Measure Production Expenses Using Activity Based Costing
By Mike Stevens
Managing expenses is crucial to running a small business. Being able to focus on specific input costs can provide business operators with the information they need to effectively manage the production process.
Activity based costing, commonly referred to as ABC, takes into account all the costs associated with making a product. Costs are analyzed at the unit, batch, product, and global level.
You can use ABC to further assess exact expenses incurred to produce products. The following list comprises some basics on how to calculate unit cost using the ABC approach:
- Materials costs: This is a simple external cost to calculate; it is the price that businesses pay suppliers. When calculating material costs, be sure to include acquisition and handling costs.
- Unit cost: In order to calculate unit costs, an accurate measurement of labor and machine hours is needed. Barcode-based systems, where workers scan a unit at the beginning and end of a task, are very accurate. If this is too costly, business managers should personally monitor the time production takes to produce varied amounts of products or services. This should be done several times to get an accurate average.
- Batch cost: Depending on the nature of the product line, other expenses, such as engineering, may need to be added in to batch costs.
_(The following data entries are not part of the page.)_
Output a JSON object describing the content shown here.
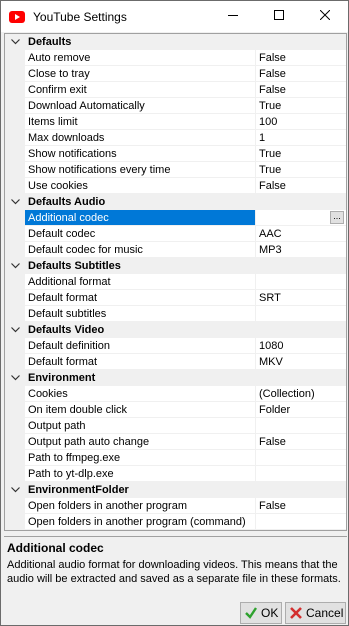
{
  "window": {
    "title": "YouTube Settings",
    "icon": "youtube-icon",
    "controls": [
      "minimize-icon",
      "maximize-icon",
      "close-icon"
    ]
  },
  "grid": {
    "categories": [
      {
        "label": "Defaults",
        "properties": [
          {
            "name": "Auto remove",
            "value": "False"
          },
          {
            "name": "Close to tray",
            "value": "False"
          },
          {
            "name": "Confirm exit",
            "value": "False"
          },
          {
            "name": "Download Automatically",
            "value": "True"
          },
          {
            "name": "Items limit",
            "value": "100"
          },
          {
            "name": "Max downloads",
            "value": "1"
          },
          {
            "name": "Show notifications",
            "value": "True"
          },
          {
            "name": "Show notifications every time",
            "value": "True"
          },
          {
            "name": "Use cookies",
            "value": "False"
          }
        ]
      },
      {
        "label": "Defaults Audio",
        "properties": [
          {
            "name": "Additional codec",
            "value": "",
            "selected": true,
            "button": "..."
          },
          {
            "name": "Default codec",
            "value": "AAC"
          },
          {
            "name": "Default codec for music",
            "value": "MP3"
          }
        ]
      },
      {
        "label": "Defaults Subtitles",
        "properties": [
          {
            "name": "Additional format",
            "value": ""
          },
          {
            "name": "Default format",
            "value": "SRT"
          },
          {
            "name": "Default subtitles",
            "value": ""
          }
        ]
      },
      {
        "label": "Defaults Video",
        "properties": [
          {
            "name": "Default definition",
            "value": "1080"
          },
          {
            "name": "Default format",
            "value": "MKV"
          }
        ]
      },
      {
        "label": "Environment",
        "properties": [
          {
            "name": "Cookies",
            "value": "(Collection)"
          },
          {
            "name": "On item double click",
            "value": "Folder"
          },
          {
            "name": "Output path",
            "value": ""
          },
          {
            "name": "Output path auto change",
            "value": "False"
          },
          {
            "name": "Path to ffmpeg.exe",
            "value": ""
          },
          {
            "name": "Path to yt-dlp.exe",
            "value": ""
          }
        ]
      },
      {
        "label": "EnvironmentFolder",
        "properties": [
          {
            "name": "Open folders in another program",
            "value": "False"
          },
          {
            "name": "Open folders in another program (command)",
            "value": ""
          }
        ]
      }
    ]
  },
  "description": {
    "title": "Additional codec",
    "text": "Additional audio format for downloading videos. This means that the audio will be extracted and saved as a separate file in these formats."
  },
  "buttons": {
    "ok_label": "OK",
    "cancel_label": "Cancel"
  },
  "colors": {
    "selection": "#0078d7",
    "youtube_red": "#ff0000",
    "ok_green": "#2ea12e",
    "cancel_red": "#d32f2f"
  }
}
If setup costs are $1,000 and 20,000 units are manufactured, setup adds 5 cents per part.
- Product cost: For standard products, costs are measured in development hours.
- Global costs: Overhead costs, such as utilities and payroll. Global costs may need to be specially defined in the activity based costing approach. For example, if engineering costs are included at the batch or product level, they should not be included in the indirect cost figure.
When conducting a pricing exercise, either for a bid or for a product line, add up all these costs and divide by the number of units.
Use of ABC
Activity based costing is ideal for businesses who want to take a detailed look at all the costs along the production chain. Switching to ABC requires a transition as to how a business accounts for costs.
Charlie Alter, a Toledo-based management consultant to small manufacturing companies for more than 20 years, says that the biggest obstacle to implementing activity based costing is mobilizing accountants. “The hardest thing is to get the accountants out of their chairs and onto the factory floor,” says Alter. Once that is accomplished, transitioning to the activity based costing method is feasible.
If a small business is seeking margin improvement, or is having trouble managing costs in the production process, activity based costing could be the solution. At its core, the activity based costing approach seeks to align pricing with reality.